Chers amis,
Nous sommes réunis pour lancer une série de cafés philosophiques, c'est-à-dire des réunions dans un café de gens qui ont envie de débattre de manière organisée sur des sujets de leur vie quotidienne ou sur leurs préoccupations intellectuelles. Il ne s'agit pas de philosophie prise de tête, à la Kant ou Husserl, « le noumène précède-t-il ou suit-il le phénomène ? », mais simplement d'une réflexion intelligente, d’échanges, de conversation sur des sujets de notre vie de tous les jours.

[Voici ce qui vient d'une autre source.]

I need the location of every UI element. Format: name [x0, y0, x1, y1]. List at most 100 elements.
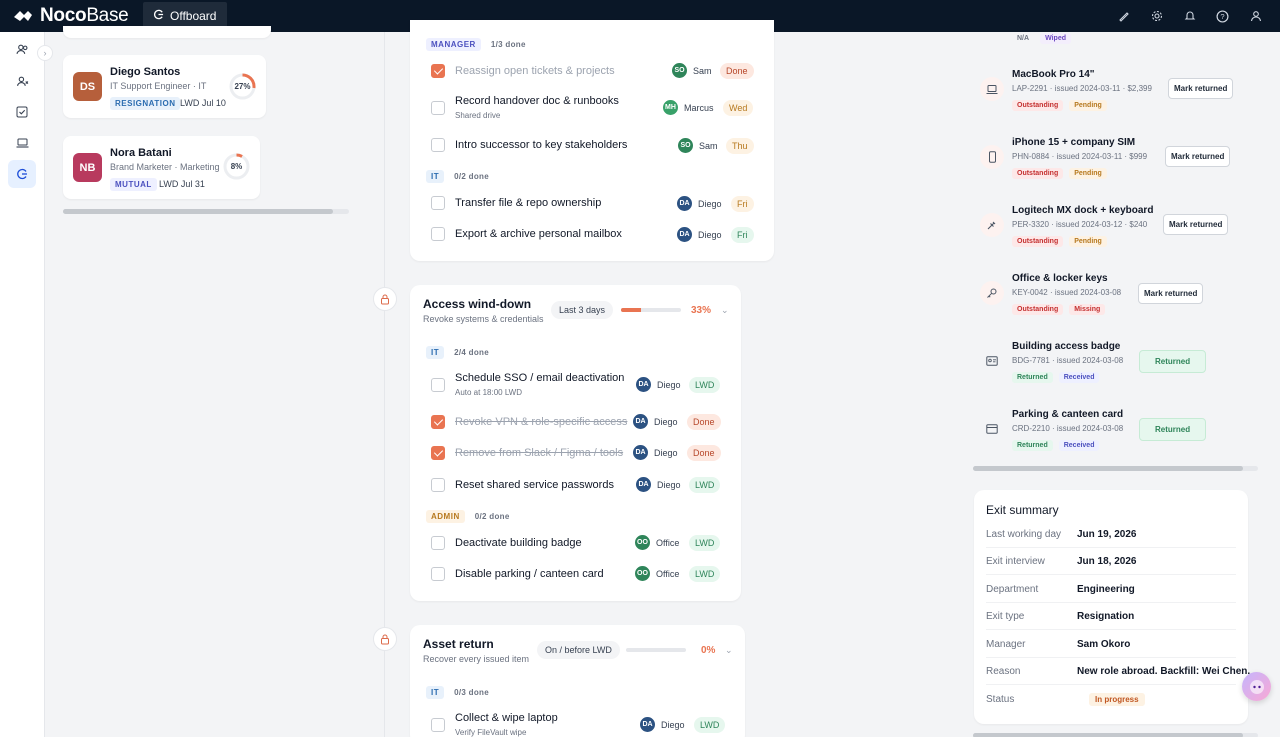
summary-key: Status	[986, 694, 1015, 705]
task-label: Transfer file & repo ownership	[455, 197, 602, 209]
stage-lock-icon	[373, 287, 397, 311]
summary-title: Exit summary	[986, 503, 1059, 517]
assignee-name: Office	[656, 568, 680, 579]
task-checkbox[interactable]	[431, 446, 445, 460]
due-badge: Done	[687, 414, 721, 430]
task-label: Record handover doc & runbooks	[455, 95, 619, 107]
avatar: DA	[677, 227, 692, 242]
avatar: DA	[677, 196, 692, 211]
collapse-chevron-icon[interactable]: ›	[37, 45, 53, 61]
asset-name: Parking & canteen card	[1012, 409, 1124, 420]
asset-meta: PHN-0884 · issued 2024-03-11 · $999	[1012, 152, 1148, 161]
person-add-icon[interactable]	[8, 67, 36, 95]
status-badge: Pending	[1069, 168, 1107, 179]
task-checkbox[interactable]	[431, 718, 445, 732]
task-label: Export & archive personal mailbox	[455, 228, 622, 240]
status-badge: Returned	[1012, 372, 1053, 383]
mark-returned-button[interactable]: Mark returned	[1163, 214, 1229, 235]
task-checkbox[interactable]	[431, 415, 445, 429]
employee-name: Nora Batani	[110, 147, 172, 159]
employee-scrollbar[interactable]	[63, 209, 349, 214]
summary-key: Last working day	[986, 529, 1062, 540]
assignee-name: Diego	[698, 198, 722, 209]
assignee-name: Office	[656, 537, 680, 548]
help-icon[interactable]: ?	[1206, 0, 1239, 32]
mark-returned-button[interactable]: Mark returned	[1138, 283, 1204, 304]
task-assignee: DA Diego	[636, 377, 681, 392]
summary-key: Manager	[986, 639, 1026, 650]
summary-scrollbar[interactable]	[973, 733, 1258, 737]
task-assignee: DA Diego	[633, 414, 678, 429]
scrollbar-thumb[interactable]	[63, 209, 333, 214]
assignee-name: Diego	[657, 479, 681, 490]
task-label: Revoke VPN & role-specific access	[455, 416, 628, 428]
avatar: MH	[663, 100, 678, 115]
stage-card-access: Access wind-down Revoke systems & creden…	[410, 285, 741, 601]
mark-returned-button[interactable]: Mark returned	[1165, 146, 1231, 167]
status-badge: Returned	[1012, 440, 1053, 451]
gear-icon[interactable]	[1140, 0, 1173, 32]
stage-progress-percent: 33%	[691, 305, 712, 316]
laptop-icon[interactable]	[8, 129, 36, 157]
avatar: NB	[73, 153, 102, 182]
app-logo[interactable]: NocoBase	[0, 5, 142, 27]
task-checkbox[interactable]	[431, 478, 445, 492]
due-badge: LWD	[689, 535, 721, 551]
employee-card[interactable]: NB Nora Batani Brand Marketer · Marketin…	[63, 136, 260, 199]
task-checkbox[interactable]	[431, 378, 445, 392]
offboard-nav-icon[interactable]	[8, 160, 36, 188]
task-note: Auto at 18:00 LWD	[455, 388, 522, 397]
scrollbar-thumb[interactable]	[973, 466, 1243, 471]
avatar: DA	[636, 477, 651, 492]
people-icon[interactable]	[8, 35, 36, 63]
task-assignee: SO Sam	[678, 138, 718, 153]
returned-button[interactable]: Returned	[1139, 350, 1207, 373]
task-assignee: DA Diego	[677, 196, 722, 211]
task-checkbox[interactable]	[431, 567, 445, 581]
avatar: DA	[633, 445, 648, 460]
tab-offboard-label: Offboard	[170, 9, 217, 23]
group-done-count: 0/2 done	[474, 512, 510, 521]
employee-card[interactable]: DS Diego Santos IT Support Engineer · IT…	[63, 55, 266, 118]
stage-card-assets: Asset return Recover every issued item O…	[410, 625, 745, 737]
assignee-name: Diego	[698, 229, 722, 240]
task-label: Reassign open tickets & projects	[455, 65, 615, 77]
assignee-name: Sam	[693, 65, 712, 76]
group-tag: ADMIN	[426, 510, 465, 523]
due-badge: Fri	[731, 196, 754, 212]
asset-scrollbar[interactable]	[973, 466, 1258, 471]
task-checkbox[interactable]	[431, 227, 445, 241]
status-badge: Wiped	[1040, 33, 1071, 44]
group-done-count: 2/4 done	[454, 348, 489, 357]
group-done-count: 1/3 done	[490, 40, 526, 49]
assistant-icon	[1249, 679, 1264, 694]
task-checkbox[interactable]	[431, 138, 445, 152]
employee-card-partial[interactable]	[63, 26, 271, 38]
bell-icon[interactable]	[1173, 0, 1206, 32]
summary-row: Exit interview Jun 18, 2026	[986, 548, 1236, 575]
checklist-icon[interactable]	[8, 98, 36, 126]
status-badge: N/A	[1012, 33, 1035, 44]
summary-value: New role abroad. Backfill: Wei Chen.	[1077, 666, 1251, 677]
assistant-avatar-button[interactable]	[1242, 672, 1271, 701]
task-checkbox[interactable]	[431, 196, 445, 210]
summary-value: Jun 19, 2026	[1077, 529, 1137, 540]
chevron-down-icon[interactable]: ⌄	[725, 645, 733, 656]
task-checkbox[interactable]	[431, 64, 445, 78]
stage-title: Asset return	[423, 637, 494, 651]
summary-row: Manager Sam Okoro	[986, 631, 1236, 658]
status-badge: Outstanding	[1012, 304, 1064, 315]
user-icon[interactable]	[1239, 0, 1272, 32]
task-checkbox[interactable]	[431, 536, 445, 550]
brush-icon[interactable]	[1107, 0, 1140, 32]
summary-row: Status In progress	[986, 686, 1236, 713]
chevron-down-icon[interactable]: ⌄	[721, 305, 729, 316]
task-checkbox[interactable]	[431, 101, 445, 115]
summary-key: Exit type	[986, 611, 1025, 622]
mark-returned-button[interactable]: Mark returned	[1168, 78, 1234, 99]
asset-name: Building access badge	[1012, 341, 1121, 352]
stage-progress-fill	[621, 308, 641, 312]
returned-button[interactable]: Returned	[1139, 418, 1207, 441]
scrollbar-thumb[interactable]	[973, 733, 1243, 737]
asset-name: iPhone 15 + company SIM	[1012, 137, 1136, 148]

Le thème de ce soir est « le mensonge dans la vie quotidienne ». Précisons que ces réunions auront atteint leur but si on a passé une bonne soirée, si on a conversé de manière agréable et qu'on a eu le sentiment de ne pas perdre son temps, de passer même du bon temps, avec des gens que l'on aura appris à connaître en échangeant des idées qui nous font réfléchir.
Le mensonge peut être considéré comme une pathologie, quelque chose de lourd, mais c'est aussi un mode de communication que tout le monde emploie et qui fait fréquemment sourire. J'étais hier au café de la gare quand sonne à côté de moi le téléphone portable d’un consommateur. Une main protégeant le micro de son appareil, il s’éloigne pour répondre et a une brève conversation avec un interlocuteur, ou une interlocutrice : « Mais oui, bien sûr, là je suis au bureau ! »

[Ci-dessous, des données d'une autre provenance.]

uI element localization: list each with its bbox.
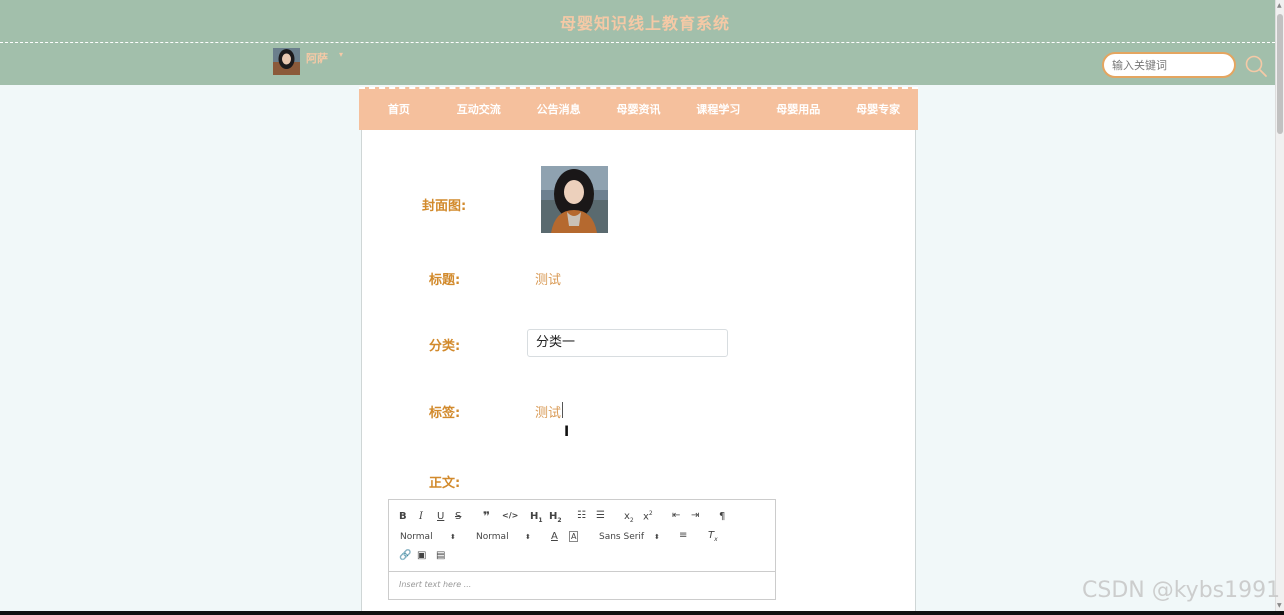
scroll-up-arrow-icon[interactable]: ▲ xyxy=(1277,2,1282,9)
italic-icon[interactable]: I xyxy=(419,511,423,522)
watermark: CSDN @kybs1991 xyxy=(1082,578,1281,603)
scroll-thumb[interactable] xyxy=(1277,14,1283,134)
background-color-icon[interactable]: A xyxy=(569,531,579,542)
main-nav: 首页 互动交流 公告消息 母婴资讯 课程学习 母婴用品 母婴专家 xyxy=(359,87,918,130)
user-menu-chevron-icon[interactable]: ▾ xyxy=(339,50,343,59)
header-select-chevron-icon[interactable]: ⬍ xyxy=(450,533,456,541)
bold-icon[interactable]: B xyxy=(399,511,407,522)
search-icon[interactable] xyxy=(1244,54,1268,78)
link-icon[interactable]: 🔗 xyxy=(399,550,411,561)
editor-placeholder[interactable]: Insert text here ... xyxy=(399,580,471,589)
text-caret xyxy=(562,402,563,418)
title-label: 标题: xyxy=(429,273,461,288)
heading2-icon[interactable]: H2 xyxy=(549,511,562,524)
clear-format-icon[interactable]: Tx xyxy=(708,530,718,543)
font-family-select[interactable]: Sans Serif xyxy=(599,532,644,542)
category-select[interactable]: 分类一 xyxy=(527,329,728,357)
cover-image[interactable] xyxy=(541,166,608,233)
user-avatar[interactable] xyxy=(273,48,300,75)
body-label: 正文: xyxy=(429,476,461,491)
nav-item-news[interactable]: 母婴资讯 xyxy=(599,89,679,130)
editor-toolbar: B I U S ❞ </> H1 H2 ☷ ☰ x2 x2 ⇤ ⇥ ¶ Norm… xyxy=(389,500,775,572)
header-select[interactable]: Normal xyxy=(400,532,433,542)
header-divider xyxy=(0,42,1275,43)
category-label: 分类: xyxy=(429,339,461,354)
font-color-icon[interactable]: A xyxy=(551,531,558,542)
underline-icon[interactable]: U xyxy=(437,511,444,522)
rich-text-editor: B I U S ❞ </> H1 H2 ☷ ☰ x2 x2 ⇤ ⇥ ¶ Norm… xyxy=(388,499,776,600)
text-direction-icon[interactable]: ¶ xyxy=(719,511,725,522)
nav-item-products[interactable]: 母婴用品 xyxy=(758,89,838,130)
superscript-icon[interactable]: x2 xyxy=(643,510,653,522)
outdent-icon[interactable]: ⇤ xyxy=(672,510,680,521)
nav-item-courses[interactable]: 课程学习 xyxy=(678,89,758,130)
strikethrough-icon[interactable]: S xyxy=(455,511,461,522)
font-select-chevron-icon[interactable]: ⬍ xyxy=(654,533,660,541)
bottom-bar xyxy=(0,611,1284,615)
search-input[interactable] xyxy=(1102,52,1236,78)
nav-item-home[interactable]: 首页 xyxy=(359,89,439,130)
tags-input[interactable]: 测试 xyxy=(535,402,561,421)
scroll-down-arrow-icon[interactable]: ▼ xyxy=(1277,602,1282,609)
video-icon[interactable]: ▤ xyxy=(436,550,445,561)
page-scrollbar[interactable]: ▲ ▼ xyxy=(1275,0,1284,615)
site-title: 母婴知识线上教育系统 xyxy=(559,14,730,33)
blockquote-icon[interactable]: ❞ xyxy=(483,509,490,523)
nav-item-forum[interactable]: 互动交流 xyxy=(439,89,519,130)
size-select[interactable]: Normal xyxy=(476,532,509,542)
subscript-icon[interactable]: x2 xyxy=(624,511,634,524)
indent-icon[interactable]: ⇥ xyxy=(691,510,699,521)
tags-label: 标签: xyxy=(429,406,461,421)
heading1-icon[interactable]: H1 xyxy=(530,511,543,524)
image-icon[interactable]: ▣ xyxy=(417,550,426,561)
username[interactable]: 阿萨 xyxy=(306,50,328,66)
align-icon[interactable]: ≡ xyxy=(679,530,687,541)
nav-item-experts[interactable]: 母婴专家 xyxy=(838,89,918,130)
nav-item-notices[interactable]: 公告消息 xyxy=(519,89,599,130)
size-select-chevron-icon[interactable]: ⬍ xyxy=(525,533,531,541)
ibeam-cursor-icon: I xyxy=(564,424,570,440)
code-block-icon[interactable]: </> xyxy=(502,511,518,520)
bullet-list-icon[interactable]: ☰ xyxy=(596,510,605,521)
header: 母婴知识线上教育系统 阿萨 ▾ xyxy=(0,0,1275,85)
title-value[interactable]: 测试 xyxy=(535,269,561,288)
ordered-list-icon[interactable]: ☷ xyxy=(577,510,586,521)
cover-label: 封面图: xyxy=(422,199,467,214)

Des mensonges, il y en a toute une palette, au sens du peintre comme du transporteur. Les mensonges des enfants par exemple sont la chose la plus naturelle du monde, une certaine façon de secouer la réalité pour voir comment ça marche. Plus tard il s’agit d’une forme de peur, de fuite. L'une des marques de l'adolescence et de l'âge adulte est justement de les quitter. Il y a aussi les mensonges pathologiques, ceux des mythomanes. On a parfois du mal d'ailleurs à distinguer les grands romanciers des grands malades. Je pense à Chateaubriand, qui n’est sans doute jamais allé à Jérusalem, et n’a certainement pas rencontré Washington aux Etats-Unis, ou à Malraux qui n’était pas à Shanghai prenant des notes pour la Condition humaine, car il était à Bantai-Srey, au Cambodge, avec Clara en train de découper à la scie d’inestimables sculptures khmères pour les vendre à des collectionneurs et faire un peu d’argent.

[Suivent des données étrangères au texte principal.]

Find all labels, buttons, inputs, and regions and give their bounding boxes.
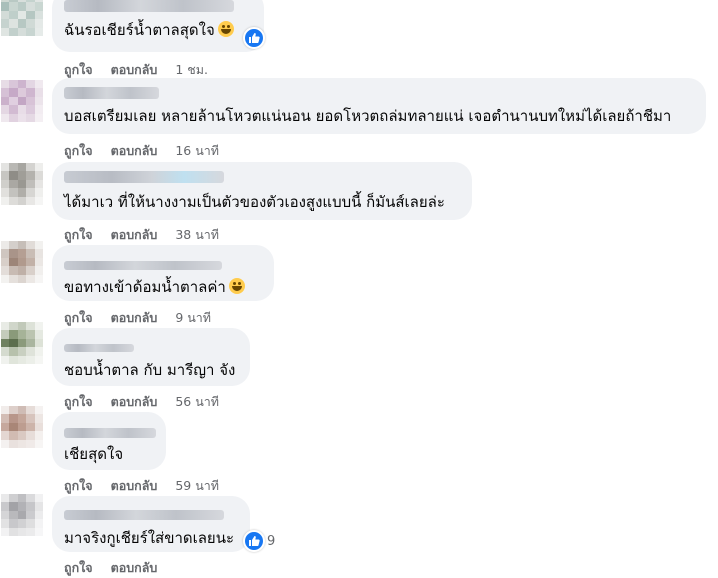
comment-actions: ถูกใจ ตอบกลับ 59 นาที — [64, 476, 219, 496]
comment-bubble: ชอบน้ำตาล กับ มารีญา จัง — [52, 328, 250, 386]
reply-link[interactable]: ตอบกลับ — [111, 560, 158, 575]
comment-text: ขอทางเข้าด้อมน้ำตาลค่า — [64, 278, 226, 296]
commenter-name[interactable] — [64, 261, 222, 270]
comment-text: ชอบน้ำตาล กับ มารีญา จัง — [64, 361, 236, 379]
commenter-name[interactable] — [64, 510, 224, 520]
avatar[interactable] — [1, 80, 43, 122]
comment-bubble: บอสเตรียมเลย หลายล้านโหวตแน่นอน ยอดโหวตถ… — [52, 78, 706, 134]
comment-actions: ถูกใจ ตอบกลับ 16 นาที — [64, 141, 219, 161]
comment-text: ฉันรอเชียร์น้ำตาลสุดใจ — [64, 21, 215, 39]
commenter-name[interactable] — [64, 344, 134, 352]
like-link[interactable]: ถูกใจ — [64, 62, 93, 77]
avatar[interactable] — [1, 494, 43, 536]
reply-link[interactable]: ตอบกลับ — [111, 227, 158, 242]
reply-link[interactable]: ตอบกลับ — [111, 394, 158, 409]
comment-bubble: เชียสุดใจ — [52, 412, 166, 470]
comment-actions: ถูกใจ ตอบกลับ — [64, 558, 175, 578]
like-link[interactable]: ถูกใจ — [64, 560, 93, 575]
timestamp[interactable]: 9 นาที — [175, 310, 211, 325]
like-reaction-icon[interactable] — [243, 27, 265, 49]
comment-bubble: ฉันรอเชียร์น้ำตาลสุดใจ — [52, 0, 264, 52]
avatar[interactable] — [1, 322, 43, 364]
avatar[interactable] — [1, 406, 43, 448]
avatar[interactable] — [1, 163, 43, 205]
laughing-emoji-icon — [217, 21, 234, 37]
comment-text: มาจริงกูเชียร์ใส่ขาดเลยนะ — [64, 529, 235, 547]
comment-actions: ถูกใจ ตอบกลับ 1 ชม. — [64, 60, 208, 80]
comment-actions: ถูกใจ ตอบกลับ 56 นาที — [64, 392, 219, 412]
like-reaction-icon[interactable] — [243, 530, 265, 552]
reply-link[interactable]: ตอบกลับ — [111, 478, 158, 493]
commenter-name[interactable] — [64, 171, 224, 183]
commenter-name[interactable] — [64, 0, 234, 12]
timestamp[interactable]: 16 นาที — [175, 143, 219, 158]
timestamp[interactable]: 59 นาที — [175, 478, 219, 493]
comment-bubble: ได้มาเว ที่ให้นางงามเป็นตัวของตัวเองสูงแ… — [52, 162, 472, 220]
commenter-name[interactable] — [64, 428, 156, 438]
comment-actions: ถูกใจ ตอบกลับ 38 นาที — [64, 225, 219, 245]
timestamp[interactable]: 56 นาที — [175, 394, 219, 409]
grinning-emoji-icon — [228, 278, 245, 294]
like-link[interactable]: ถูกใจ — [64, 310, 93, 325]
timestamp[interactable]: 1 ชม. — [175, 62, 208, 77]
timestamp[interactable]: 38 นาที — [175, 227, 219, 242]
like-link[interactable]: ถูกใจ — [64, 143, 93, 158]
commenter-name[interactable] — [64, 87, 159, 99]
like-link[interactable]: ถูกใจ — [64, 478, 93, 493]
comment-bubble: มาจริงกูเชียร์ใส่ขาดเลยนะ — [52, 496, 250, 552]
reaction-count[interactable]: 9 — [267, 534, 275, 549]
like-link[interactable]: ถูกใจ — [64, 394, 93, 409]
like-link[interactable]: ถูกใจ — [64, 227, 93, 242]
comment-text: เชียสุดใจ — [64, 445, 124, 463]
comment-text: ได้มาเว ที่ให้นางงามเป็นตัวของตัวเองสูงแ… — [64, 193, 445, 211]
avatar[interactable] — [1, 0, 43, 36]
comment-bubble: ขอทางเข้าด้อมน้ำตาลค่า — [52, 245, 274, 301]
avatar[interactable] — [1, 241, 43, 283]
comment-text: บอสเตรียมเลย หลายล้านโหวตแน่นอน ยอดโหวตถ… — [64, 107, 672, 125]
reply-link[interactable]: ตอบกลับ — [111, 62, 158, 77]
reply-link[interactable]: ตอบกลับ — [111, 310, 158, 325]
reply-link[interactable]: ตอบกลับ — [111, 143, 158, 158]
comment-actions: ถูกใจ ตอบกลับ 9 นาที — [64, 308, 211, 328]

Il y a le mensonge blanc : quand on dit à une jolie femme se levant le matin avec un gros bouton sur le nez, qui la fait ressembler à un clown, qu'on le distingue à peine, c'est un petit mensonge, qui n'engage pas à grand-chose, et veut seulement faire du bien. Il y a encore d'autres types de mensonges, ceux qui permettent de se tirer d'une situation difficile, peut-être créée par soi-même. Nous le savons tous, on utilise continuellement le mensonge dans notre boîte à outils de communication.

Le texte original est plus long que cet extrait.